Department of Oncology, Shandong Cancer Hospital affiliated to Shandong University, Shandong Academy of Medical Sciences, Jinan City, Shandong Province, China.
Department of Nutrition and Food Hygiene, School of Public Health, Shandong University, Jinan City, Shandong Province, China.
Biosci Rep. 2020 Mar 27;40(3). doi: 10.1042/BSR20190919.
To identify the potential risk factors for acute mastitis during lactation comprehensively. Subsequently, to evaluate logistic regression model in predicting the risk of lactational mastitis in Chinese women by applying receiver operating characteristic (ROC) curve.
A case-control study among Chinese women enrolled 652 patients with mastitis and 581 healthy women with breastfeeding experience as control. The retrospective information was obtained by questionnaires that included medical history of pregnancy, delivery, puerperium and breastfeeding behaviors. Univariate analysis and multivariate logistic regression model were performed to investigate the relationship between these factors and the occurrence of lactational mastitis. Using ROC curve to evaluate the prognostic value of these selected indicators in the risk of acute mastitis.
The multivariate logistic regression analysis showed that the primiparity (P < 0.001), mastitis in previous breastfeeding (P < 0.001), nipple's heteroplasia (P < 0.001), cracked nipple (P < 0.001), breast trauma by external force (P = 0.002), lateral position (P = 0.007), breast pump (P = 0.039), nipple sucking (P = 0.007), sleep with sucking (P = 0.007), and tongue-tie (P = 0.013) were risk variables independently and significantly related with mastitis.
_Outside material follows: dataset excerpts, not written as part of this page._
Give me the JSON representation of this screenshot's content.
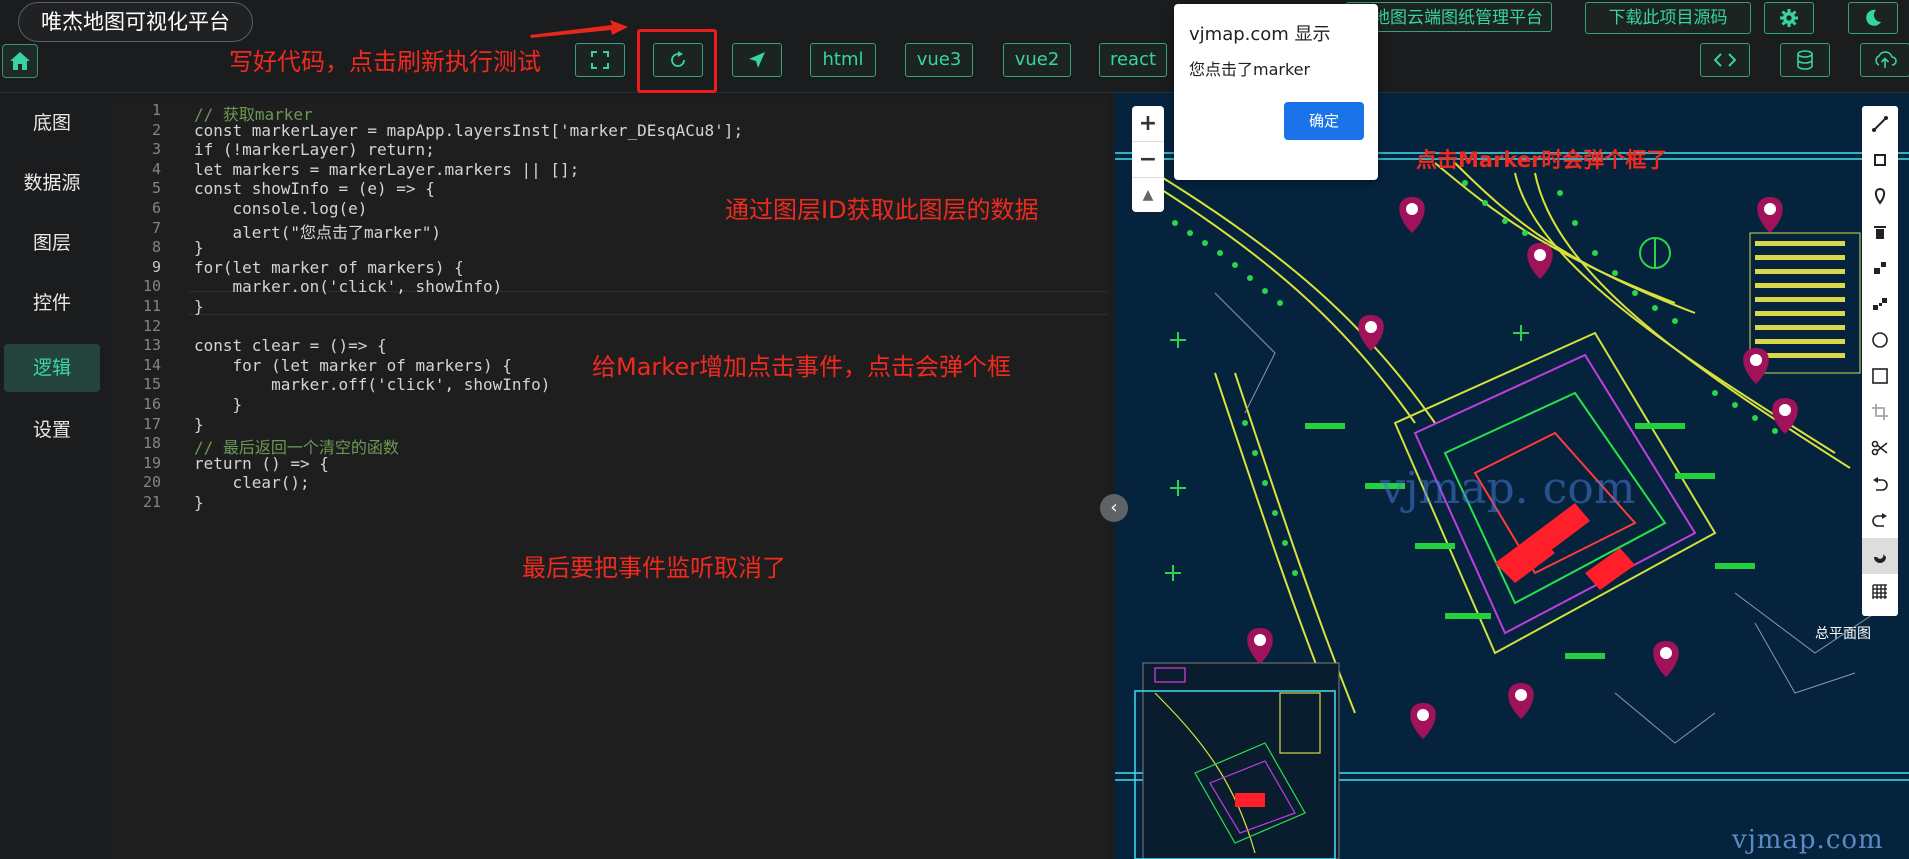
{
  "header": {
    "app_title": "唯杰地图可视化平台",
    "buttons": [
      "html",
      "vue3",
      "vue2",
      "react"
    ],
    "top_right_buttons": [
      "地图云端图纸管理平台",
      "下载此项目源码"
    ],
    "icons": [
      "fullscreen-icon",
      "refresh-icon",
      "locate-icon",
      "code-icon",
      "database-icon",
      "cloud-upload-icon",
      "gear-icon",
      "moon-icon",
      "home-icon"
    ]
  },
  "sidebar": {
    "items": [
      {
        "label": "底图",
        "active": false
      },
      {
        "label": "数据源",
        "active": false
      },
      {
        "label": "图层",
        "active": false
      },
      {
        "label": "控件",
        "active": false
      },
      {
        "label": "逻辑",
        "active": true
      },
      {
        "label": "设置",
        "active": false
      }
    ]
  },
  "editor": {
    "lines": [
      "// 获取marker",
      "const markerLayer = mapApp.layersInst['marker_DEsqACu8'];",
      "if (!markerLayer) return;",
      "let markers = markerLayer.markers || [];",
      "const showInfo = (e) => {",
      "    console.log(e)",
      "    alert(\"您点击了marker\")",
      "}",
      "for(let marker of markers) {",
      "    marker.on('click', showInfo)",
      "}",
      "",
      "const clear = ()=> {",
      "    for (let marker of markers) {",
      "        marker.off('click', showInfo)",
      "    }",
      "}",
      "// 最后返回一个清空的函数",
      "return () => {",
      "    clear();",
      "}"
    ],
    "line_numbers": [
      "1",
      "2",
      "3",
      "4",
      "5",
      "6",
      "7",
      "8",
      "9",
      "10",
      "11",
      "12",
      "13",
      "14",
      "15",
      "16",
      "17",
      "18",
      "19",
      "20",
      "21"
    ],
    "current_line": 9
  },
  "annotations": {
    "refresh_note": "写好代码，点击刷新执行测试",
    "layer_note": "通过图层ID获取此图层的数据",
    "event_note": "给Marker增加点击事件，点击会弹个框",
    "cancel_note": "最后要把事件监听取消了",
    "popup_note": "点击Marker时会弹个框了"
  },
  "dialog": {
    "title": "vjmap.com 显示",
    "message": "您点击了marker",
    "ok_label": "确定"
  },
  "map": {
    "zoom_in": "+",
    "zoom_out": "−",
    "compass": "▲",
    "collapse": "‹",
    "watermark": "vjmap.com",
    "center_watermark": "vjmap. com"
  },
  "colors": {
    "accent": "#37d3a4",
    "annotation": "#f02a1e",
    "map_bg": "#06233d",
    "marker": "#a0135b"
  }
}
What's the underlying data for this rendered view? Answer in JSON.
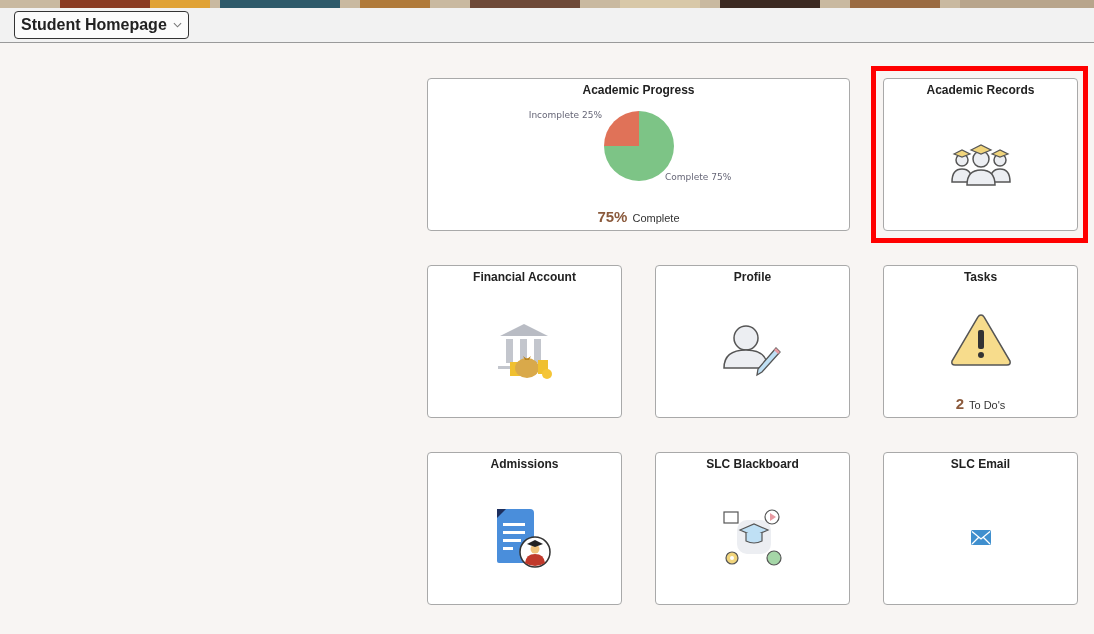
{
  "header": {
    "page_selector": "Student Homepage"
  },
  "tiles": [
    {
      "kind": "chart",
      "title": "Academic Progress",
      "highlighted": false,
      "summary_value": "75%",
      "summary_label": "Complete",
      "chart_data": {
        "type": "pie",
        "values": [
          25,
          75
        ],
        "colors": [
          "#e07258",
          "#7dc486"
        ],
        "value_labels": [
          "Incomplete 25%",
          "Complete 75%"
        ]
      }
    },
    {
      "kind": "icon",
      "title": "Academic Records",
      "highlighted": true
    },
    {
      "kind": "icon",
      "title": "Financial Account",
      "highlighted": false
    },
    {
      "kind": "icon",
      "title": "Profile",
      "highlighted": false
    },
    {
      "kind": "count",
      "title": "Tasks",
      "highlighted": false,
      "count": "2",
      "count_label": "To Do's"
    },
    {
      "kind": "icon",
      "title": "Admissions",
      "highlighted": false
    },
    {
      "kind": "icon",
      "title": "SLC Blackboard",
      "highlighted": false
    },
    {
      "kind": "icon",
      "title": "SLC Email",
      "highlighted": false
    }
  ]
}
While vaginal delivery (P = 0.015), clean nipple before breastfeeding (P = 0.015), first contact with child within 1 h (P = 0.027) were protective factors. The ROC analysis demonstrated that the area under the curve of model 2 was 0.8122 (95%CI = 0.7885-0.8360), which stated that the model presented a high sensitivity and specificity.
By means of collecting and summarizing the risk factors associated with the occurrence of breast mastitis in Chinese women, we established risk discriminant model to identify and warn the individuals susceptible to acute mastitis early, which will allow practitioners to provide appropriate management advice and effective individual care.
全面识别哺乳期急性乳腺炎的潜在危险因素。随后,通过应用受试者工作特征(ROC)曲线,评估逻辑回归模型在中国女性哺乳期乳腺炎风险预测中的作用。
采用病例对照研究,纳入 652 例乳腺炎患者和 581 例有母乳喂养史的健康对照妇女。通过问卷调查获得回顾性信息,内容包括妊娠、分娩、产褥期和母乳喂养行为的病史。采用单因素分析和多因素逻辑回归模型,探讨这些因素与哺乳期乳腺炎发生的关系。应用 ROC 曲线评估这些选定指标对急性乳腺炎风险的预测价值。
多因素逻辑回归分析显示,初产妇(P<0.001)、既往哺乳期乳腺炎(P<0.001)、乳头畸形(P<0.001)、乳头皲裂(P<0.001)、外力引起的乳房创伤(P=0.002)、侧卧位(P=0.007)、吸奶器(P=0.039)、乳头吸吮(P=0.007)、含乳睡眠(P=0.007)和舌系带过短(P=0.013)是与乳腺炎显著相关的独立危险因素。而阴道分娩(P=0.015)、母乳喂养前清洁乳头(P=0.015)、产后 1 h 内首次与婴儿接触(P=0.027)是保护因素。ROC 分析显示,模型 2 的曲线下面积为 0.8122(95%CI=0.7885-0.8360),表明该模型具有较高的灵敏度和特异性。
通过收集和总结与中国女性乳腺炎发生相关的危险因素,我们建立了风险判别模型,以早期识别和预警易患急性乳腺炎的个体,从而使临床医生能够提供适当的管理建议和有效的个体护理。